Let's declare a process with its ports:

MsgPort proc1_in_port;
MsgPort main_reply_port;

void proc1_main(void)
{
	// we will see this in a moment
	msg_initPort(...);
	while (1)
	{
		// wait for signals, see below
	}
}

int main(void)
{
	// init everything here
	//...
	// also init reply port
	msg_initPort(...);

	Command cmd;
	cmd.cmd_id = CMD_WASTE_TIME;
	cmd.parameters[0] = 1000;     //secs
	cmd.msg.replyPort = &main_reply_port;
	msg_put(&proc1_in_port, &cmd.msg);
	// ...
	// wait for reply signals, see below
}

The main process creates a worker process then sends commands through the message port. The command struct must be filled with valid data (of course); we also fill in the reply port to get the answer. When everything is done, just put it in the port and you're (almost) done.

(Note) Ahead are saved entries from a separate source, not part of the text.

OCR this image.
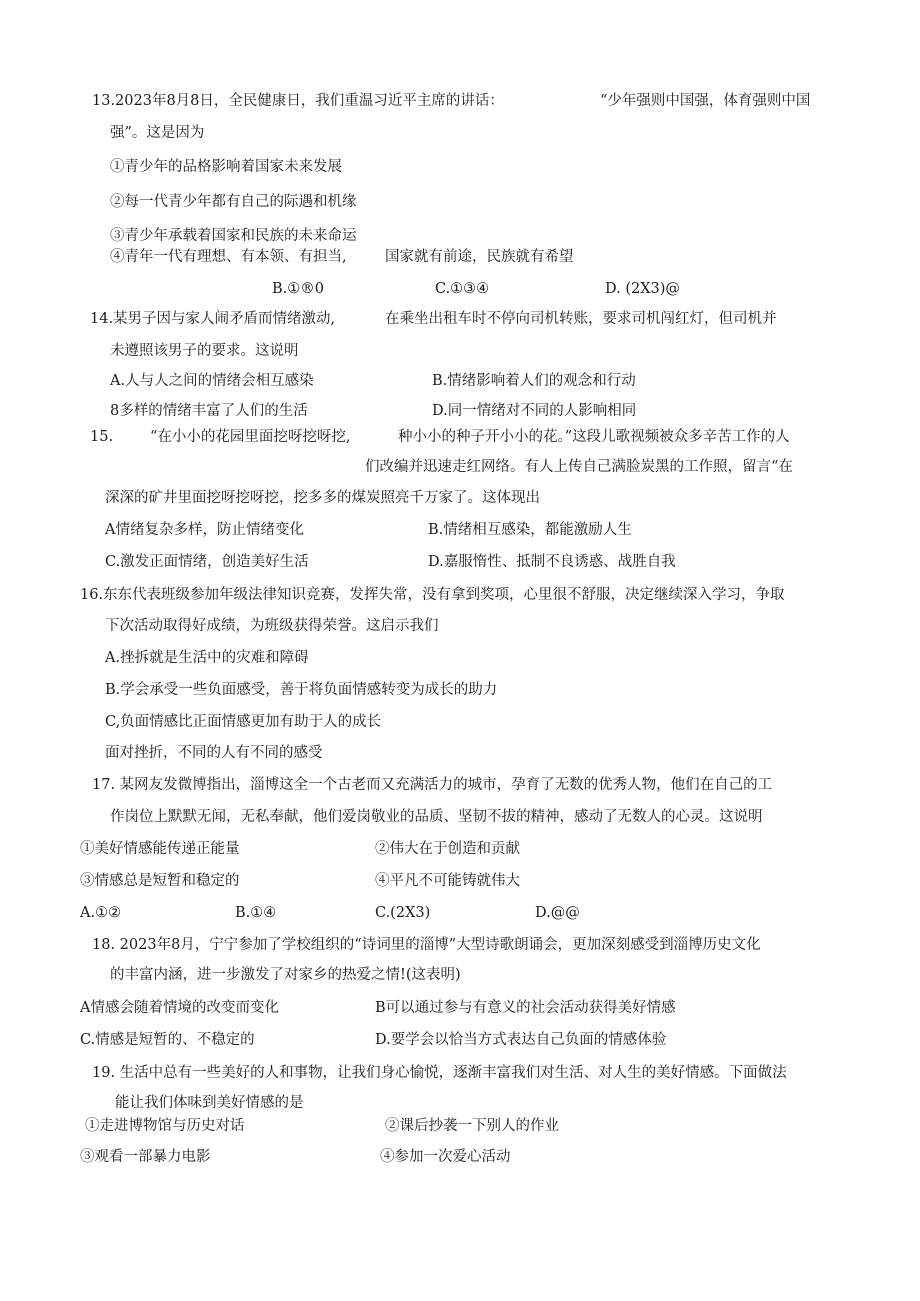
13.2023年8月8日，全民健康日，我们重温习近平主席的讲话：	“少年强则中国强，体育强则中国
强”。这是因为
①青少年的品格影响着国家未来发展
②每一代青少年都有自己的际遇和机缘
③青少年承载着国家和民族的未来命运
④青年一代有理想、有本领、有担当,	国家就有前途，民族就有希望
B.①®0	C.①③④	D. (2X3)@
14.某男子因与家人闹矛盾而情绪激动,	在乘坐出租车时不停向司机转账，要求司机闯红灯，但司机并
未遵照该男子的要求。这说明
A.人与人之间的情绪会相互感染	B.情绪影响着人们的观念和行动
8多样的情绪丰富了人们的生活	D.同一情绪对不同的人影响相同
15.	“在小小的花园里面挖呀挖呀挖,	种小小的种子开小小的花。”这段儿歌视频被众多辛苦工作的人
们改编并迅速走红网络。有人上传自己满脸炭黑的工作照，留言“在
深深的矿井里面挖呀挖呀挖，挖多多的煤炭照亮千万家了。这体现出
A情绪复杂多样，防止情绪变化	B.情绪相互感染，都能激励人生
C.激发正面情绪，创造美好生活	D.嘉服惰性、抵制不良诱惑、战胜自我
16.东东代表班级参加年级法律知识竞赛，发挥失常，没有拿到奖项，心里很不舒服，决定继续深入学习，争取
下次活动取得好成绩，为班级获得荣誉。这启示我们
A.挫拆就是生活中的灾难和障碍
B.学会承受一些负面感受，善于将负面情感转变为成长的助力
C,负面情感比正面情感更加有助于人的成长
面对挫折，不同的人有不同的感受
17. 某网友发微博指出，淄博这全一个古老而又充满活力的城市，孕育了无数的优秀人物，他们在自己的工
作岗位上默默无闻，无私奉献，他们爱岗敬业的品质、坚韧不拔的精神，感动了无数人的心灵。这说明
①美好情感能传递正能量	②伟大在于创造和贡献
③情感总是短暂和稳定的	④平凡不可能铸就伟大
A.①②	B.①④	C.(2X3)	D.@@
18. 2023年8月，宁宁参加了学校组织的“诗词里的淄博”大型诗歌朗诵会，更加深刻感受到淄博历史文化
的丰富内涵，进一步激发了对家乡的热爱之情!(这表明)
A情感会随着情境的改变而变化	B可以通过参与有意义的社会活动获得美好情感
C.情感是短暂的、不稳定的	D.要学会以恰当方式表达自己负面的情感体验
19. 生活中总有一些美好的人和事物，让我们身心愉悦，逐渐丰富我们对生活、对人生的美好情感。下面做法
能让我们体味到美好情感的是
①走进博物馆与历史对话	②课后抄袭一下别人的作业
③观看一部暴力电影	④参加一次爱心活动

To init a port, you must declare which signal will be emitted when a message is received. Signals are a kernel feature which is very cheap to use but it carries almost no information; see signals documentation. However, in this case signals are just enough!

So, how do we init a port? This is the code:

/* rename standard signal to something more useful */
#define SIG_CMD_ARRIVED SIG_USER0

msg_initPort(&proc1_in_port, event_createSignal(proc_current(), SIG_CMD_ARRIVED);

First, rename one of the standard signals SIG_USERn to something sensible; then init the port with the above line. Whenever a new message arrives, a signal is sent to the process. How do you wait for a signal? It's just one call:

// wait just one signal, but you can OR more signals at the same time
sigmask_t sigs = sig_wait(SIG_CMD_ARRIVED);

This call will put the process to sleep, waiting for a signal. Note that the process will not be blocked in a spinlock, polling the signal somewhere, nor it will be in the ready queue in the kernel; it will be frozen without wasting CPU resources. When the signal arrives, there's a context switch to the waiting process, which will wake up and resume execution.

Once the command is executed, you may want to return a code to let the calling process know what happened. To this end you can use the reply port we defined earlier.

//...
// get the first message from port
Command *cmd = (Command *)msg_get(&proc1_in_port)
// execute the command
switch (cmd->cmd_id)
{
	//...
}
// res is the return code of the above commands
cmd.result = res;
msg_reply(cmd);

See that the message already knows which is its reply port, so you don't need to specify it. Note that when using msg_get() without putting the message into another port, you must take care of recycle the message, by free()ing it or, with static memory, by putting it again in a free message pool.

One final remark: you can put really everything inside a message, be it strings, function pointers, arrays or other structures. There won't be any performance hit depending on the size of message struct because messages are simply moved from one port (a linked list) to another, so moving a message between ports is just a matter of swapping a few pointers.

That's it. Look at message documentation for full API description.